The following day, after Bungo had picked up his repaired jacket from the tailor-shop, Gandalf excused himself, picked up his finished green robe, and followed the older hobbit out into the street. Bungo was walking with his head down and his hands stuffed in his pockets in a dejected attitude.

"It's her, isn't it," the Wizard said as he caught up with the small fellow. "You fancy Miss Belladonna also."

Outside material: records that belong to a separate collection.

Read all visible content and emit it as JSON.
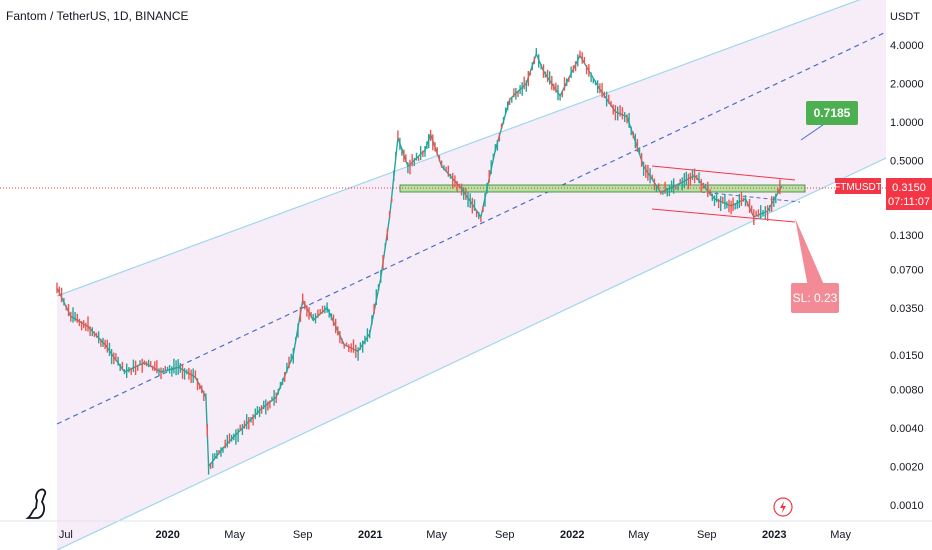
{
  "header": {
    "title": "Fantom / TetherUS, 1D, BINANCE"
  },
  "chart_data": {
    "type": "candlestick",
    "scale": "log",
    "currency": "USDT",
    "y_ticks": [
      "4.0000",
      "2.0000",
      "1.0000",
      "0.5000",
      "0.1300",
      "0.0700",
      "0.0350",
      "0.0150",
      "0.0080",
      "0.0040",
      "0.0020",
      "0.0010"
    ],
    "x_ticks": [
      "Jul",
      "2020",
      "May",
      "Sep",
      "2021",
      "May",
      "Sep",
      "2022",
      "May",
      "Sep",
      "2023",
      "May"
    ],
    "last_price": {
      "symbol": "FTMUSDT",
      "value": "0.3150",
      "countdown": "07:11:07"
    },
    "annotations": {
      "target": "0.7185",
      "stop_loss": "SL: 0.23"
    },
    "path": [
      [
        "2019-06-15",
        0.05
      ],
      [
        "2019-07-10",
        0.03
      ],
      [
        "2019-08-10",
        0.025
      ],
      [
        "2019-09-10",
        0.018
      ],
      [
        "2019-10-15",
        0.011
      ],
      [
        "2019-11-20",
        0.013
      ],
      [
        "2019-12-20",
        0.011
      ],
      [
        "2020-01-20",
        0.012
      ],
      [
        "2020-02-20",
        0.01
      ],
      [
        "2020-03-10",
        0.007
      ],
      [
        "2020-03-15",
        0.002
      ],
      [
        "2020-04-10",
        0.0028
      ],
      [
        "2020-05-15",
        0.004
      ],
      [
        "2020-06-15",
        0.0055
      ],
      [
        "2020-07-15",
        0.007
      ],
      [
        "2020-08-15",
        0.015
      ],
      [
        "2020-09-01",
        0.04
      ],
      [
        "2020-09-20",
        0.028
      ],
      [
        "2020-10-15",
        0.035
      ],
      [
        "2020-11-15",
        0.018
      ],
      [
        "2020-12-10",
        0.016
      ],
      [
        "2020-12-31",
        0.022
      ],
      [
        "2021-01-20",
        0.06
      ],
      [
        "2021-02-05",
        0.18
      ],
      [
        "2021-02-20",
        0.75
      ],
      [
        "2021-03-10",
        0.45
      ],
      [
        "2021-04-10",
        0.6
      ],
      [
        "2021-04-20",
        0.8
      ],
      [
        "2021-05-10",
        0.45
      ],
      [
        "2021-06-15",
        0.3
      ],
      [
        "2021-07-20",
        0.18
      ],
      [
        "2021-08-15",
        0.6
      ],
      [
        "2021-09-10",
        1.5
      ],
      [
        "2021-10-10",
        2.0
      ],
      [
        "2021-10-28",
        3.4
      ],
      [
        "2021-11-10",
        2.5
      ],
      [
        "2021-12-10",
        1.6
      ],
      [
        "2022-01-15",
        3.3
      ],
      [
        "2022-02-20",
        1.8
      ],
      [
        "2022-03-20",
        1.2
      ],
      [
        "2022-04-10",
        1.1
      ],
      [
        "2022-05-10",
        0.45
      ],
      [
        "2022-06-10",
        0.28
      ],
      [
        "2022-07-15",
        0.33
      ],
      [
        "2022-08-10",
        0.38
      ],
      [
        "2022-09-15",
        0.25
      ],
      [
        "2022-10-15",
        0.22
      ],
      [
        "2022-11-10",
        0.25
      ],
      [
        "2022-11-25",
        0.18
      ],
      [
        "2022-12-20",
        0.2
      ],
      [
        "2023-01-15",
        0.315
      ]
    ]
  }
}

"Very much so," Bungo said. " But you see what I'm up against. She'd never look upon me as aught but a friend of her family."

"You know her, then,"

"I've spoken with her on several occasions. She's the first and only maiden I've ever managed to have a halfway intelligent conversation with. She's a most interesting talker, considering she's not been outside of Tuckborough. Which is likely why I'm unmarried to this day. Conversation is important to me. I don't like to waste my time in frivolous chit-chat. And I can talk with Miss Belladonna as if she were my sister...but I don't feel toward her as a brother. Not in the slightest. No...far from it."

"Perhaps she does like you," Gandalf suggested. "I dare say she likes intelligent conversation as much as you, and there aren't many hobbits here who have mastered that art as you have."

"Do you really think so?" Hope flickered in Bungo's eyes. "But...well, you've seen what I'm up against. We've had dinner with one of them just yesterday. I--"

"Hugo Boffin? He's a nice fellow, but not her sort at all. I think you are far better suited to her than he. And somehow or other, you've got to let her know it."

"But how? Really, I know naught of courting at all. I'd be wretched at it. And I couldn't carry a tune if 'twere bleeding to it would indeed, if I were to get nigh it. And--"

"Perhaps I can help," Gandalf said. "You say you've written some poetry?"

"Aye. But it's two days until the Mayfest. Even if I could make tunes, there's no time to turn out anything halfway decent."

"We'll see about that. Where are you staying?"

"At the Great Smials. Which is where she lives, as you may know already. So we could do naught there, without her getting wind of it. Some of her elder brothers still live there, along with their families, and we'd have not a bit of privacy."

"Leave everything to me," Gandalf said with a twinkle.